Well at least we know about 10% of them

It may be a tough couple days for some foreign lawyers. Every so often I meet some US and EU businesspeople and lawyers and they hustle me into a corner, nervously adjust their necktie, and whisper in a conspiratorial tone "The legal system in Korea, is it, you know, um honest?". Part of me wants to tell them some of the inexplicable cases I have been involved in, the other part wants to respond "You mean there is NO legal corruption in YOUR country?". No matter what the right response is to the question, its going to be tough answering it in the near future as some of the results of the recent legal probes are beginning to migrate from the Korean press to the English-language Korean Press. I opted to leave out most commentary (make your own conclusions).

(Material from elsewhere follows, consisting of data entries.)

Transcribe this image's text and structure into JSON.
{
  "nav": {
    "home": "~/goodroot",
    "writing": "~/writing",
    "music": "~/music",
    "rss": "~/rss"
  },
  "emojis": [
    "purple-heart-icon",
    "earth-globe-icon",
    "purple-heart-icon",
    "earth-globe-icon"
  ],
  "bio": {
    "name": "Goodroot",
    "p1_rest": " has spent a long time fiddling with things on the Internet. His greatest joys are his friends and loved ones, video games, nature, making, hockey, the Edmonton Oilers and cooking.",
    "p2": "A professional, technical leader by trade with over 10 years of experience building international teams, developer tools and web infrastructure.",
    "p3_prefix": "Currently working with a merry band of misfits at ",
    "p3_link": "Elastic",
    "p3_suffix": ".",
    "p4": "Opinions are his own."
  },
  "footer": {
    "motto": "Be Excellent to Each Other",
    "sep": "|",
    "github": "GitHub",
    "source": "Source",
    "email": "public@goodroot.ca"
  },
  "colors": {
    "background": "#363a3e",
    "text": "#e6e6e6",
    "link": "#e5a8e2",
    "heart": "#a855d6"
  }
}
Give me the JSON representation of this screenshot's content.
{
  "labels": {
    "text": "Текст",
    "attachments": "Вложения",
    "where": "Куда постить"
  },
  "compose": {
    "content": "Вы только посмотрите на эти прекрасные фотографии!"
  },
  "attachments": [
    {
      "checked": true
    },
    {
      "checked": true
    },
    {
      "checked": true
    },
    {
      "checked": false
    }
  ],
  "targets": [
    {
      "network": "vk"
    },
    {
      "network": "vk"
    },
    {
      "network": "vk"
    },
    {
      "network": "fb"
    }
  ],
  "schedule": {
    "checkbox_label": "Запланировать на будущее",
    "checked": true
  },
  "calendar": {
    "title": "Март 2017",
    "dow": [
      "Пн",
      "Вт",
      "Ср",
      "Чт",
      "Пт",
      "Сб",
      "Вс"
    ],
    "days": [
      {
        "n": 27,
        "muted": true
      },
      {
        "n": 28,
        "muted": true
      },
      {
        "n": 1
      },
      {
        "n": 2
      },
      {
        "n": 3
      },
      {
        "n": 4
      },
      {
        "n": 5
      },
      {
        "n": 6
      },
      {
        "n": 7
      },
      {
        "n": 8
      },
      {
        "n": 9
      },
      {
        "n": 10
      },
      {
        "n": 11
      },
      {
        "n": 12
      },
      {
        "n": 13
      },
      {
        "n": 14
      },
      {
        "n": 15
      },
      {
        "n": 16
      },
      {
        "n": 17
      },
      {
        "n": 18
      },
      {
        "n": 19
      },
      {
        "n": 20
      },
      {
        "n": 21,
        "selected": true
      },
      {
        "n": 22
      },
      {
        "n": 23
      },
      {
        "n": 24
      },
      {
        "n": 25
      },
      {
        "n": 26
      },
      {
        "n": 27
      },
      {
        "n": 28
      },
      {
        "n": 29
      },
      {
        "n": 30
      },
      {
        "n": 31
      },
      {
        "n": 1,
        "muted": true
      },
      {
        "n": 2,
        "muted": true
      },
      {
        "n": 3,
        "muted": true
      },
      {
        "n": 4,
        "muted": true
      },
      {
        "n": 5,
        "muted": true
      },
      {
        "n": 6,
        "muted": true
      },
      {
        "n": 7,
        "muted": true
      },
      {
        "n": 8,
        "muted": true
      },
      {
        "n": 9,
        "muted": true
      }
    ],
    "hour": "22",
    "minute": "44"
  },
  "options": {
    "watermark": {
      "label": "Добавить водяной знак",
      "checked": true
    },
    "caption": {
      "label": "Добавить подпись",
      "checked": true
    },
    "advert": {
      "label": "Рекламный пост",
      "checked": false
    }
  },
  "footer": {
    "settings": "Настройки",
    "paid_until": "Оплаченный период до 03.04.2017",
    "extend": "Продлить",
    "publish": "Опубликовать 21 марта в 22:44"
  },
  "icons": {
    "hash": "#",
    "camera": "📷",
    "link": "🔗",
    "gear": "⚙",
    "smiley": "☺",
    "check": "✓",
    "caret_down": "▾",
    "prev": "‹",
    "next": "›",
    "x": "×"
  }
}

The Korean Supreme Court revealed that in an investigation that 10% of their justices made "mistakes" on their financial reporting forms in the 90s. I will say a partial revelation only makes it worse. A. Some of these "mistakes" are 15 years old B. It makes one wonder about the other 90%. Most damaging though is C. They do not name names nor mention if any of these judges are still on the bench. For all we know now at least 10% of the judges now siting have made "mistakes".

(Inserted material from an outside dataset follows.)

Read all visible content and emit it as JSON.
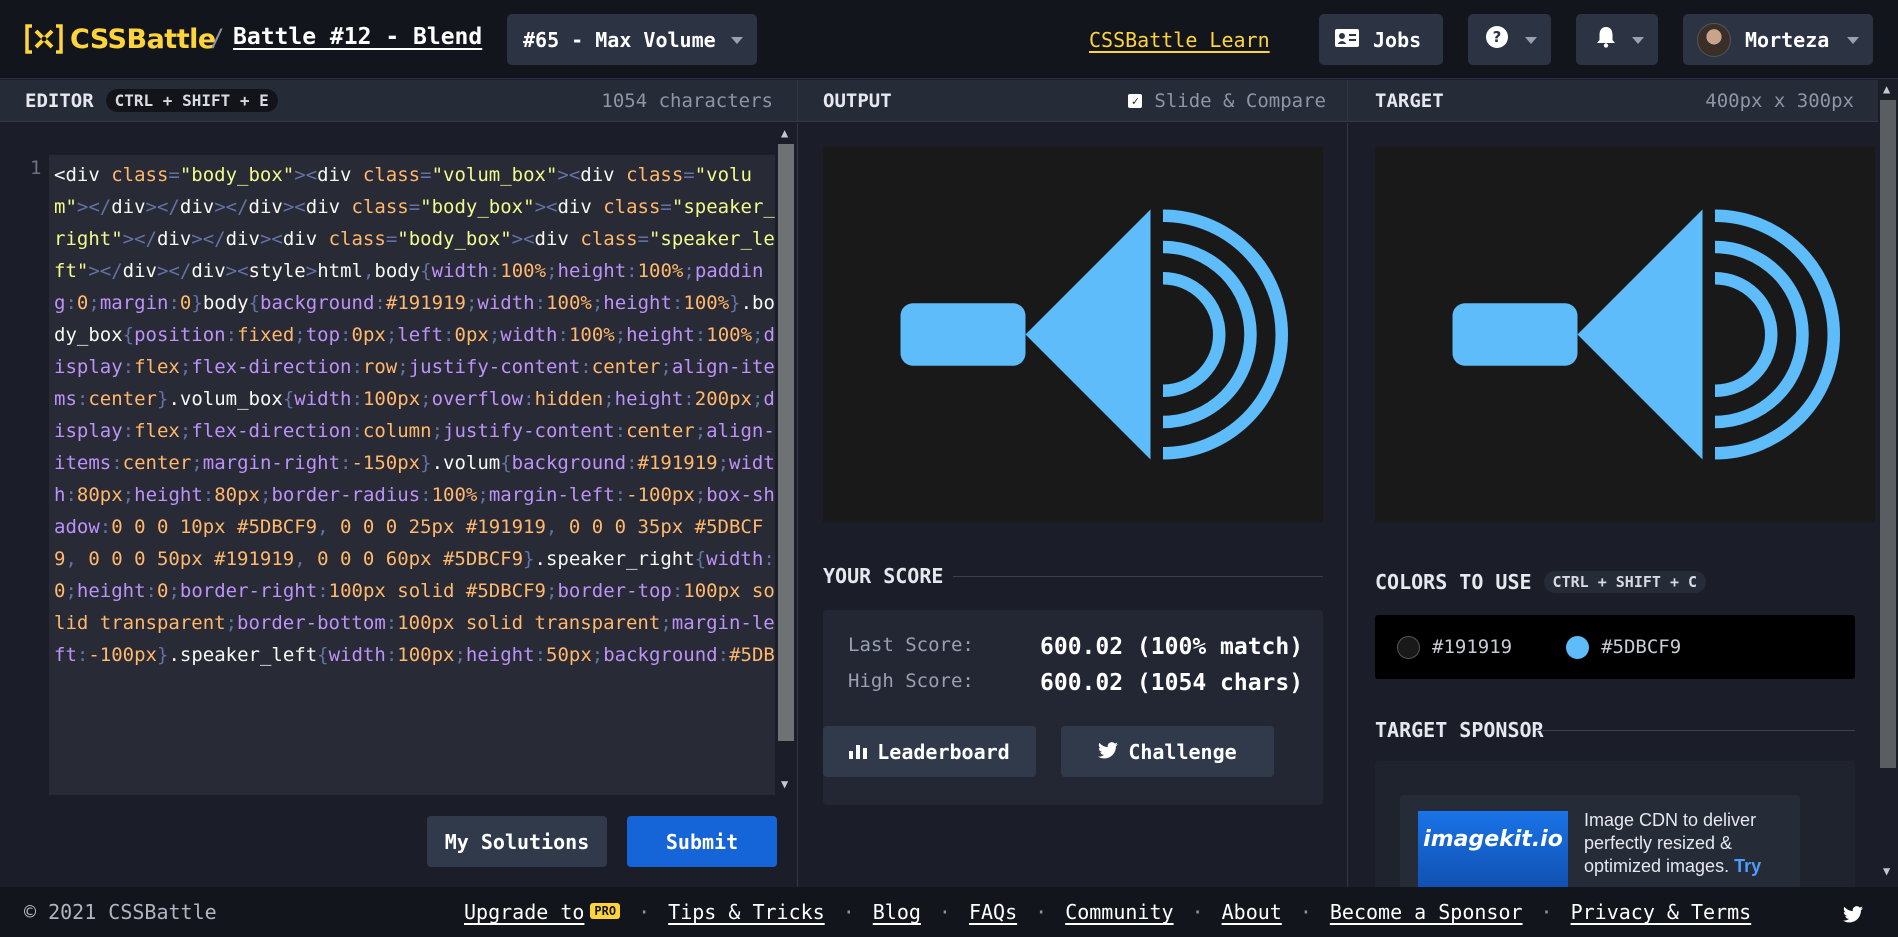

Second, the KBA is for the first time asking for an early suspension of some members who are indicted. Notable and readable for many reasons, but I find this interesting:

One of the nine lawyers took 26 million won ($27,000) from a suspect in detention, saying he would ask the judge on the case, whom he claimed as his high school junior, to reduce the charges, according to court documents. 

Some what an inside window for you uninitiated on how corruption can work in Korea.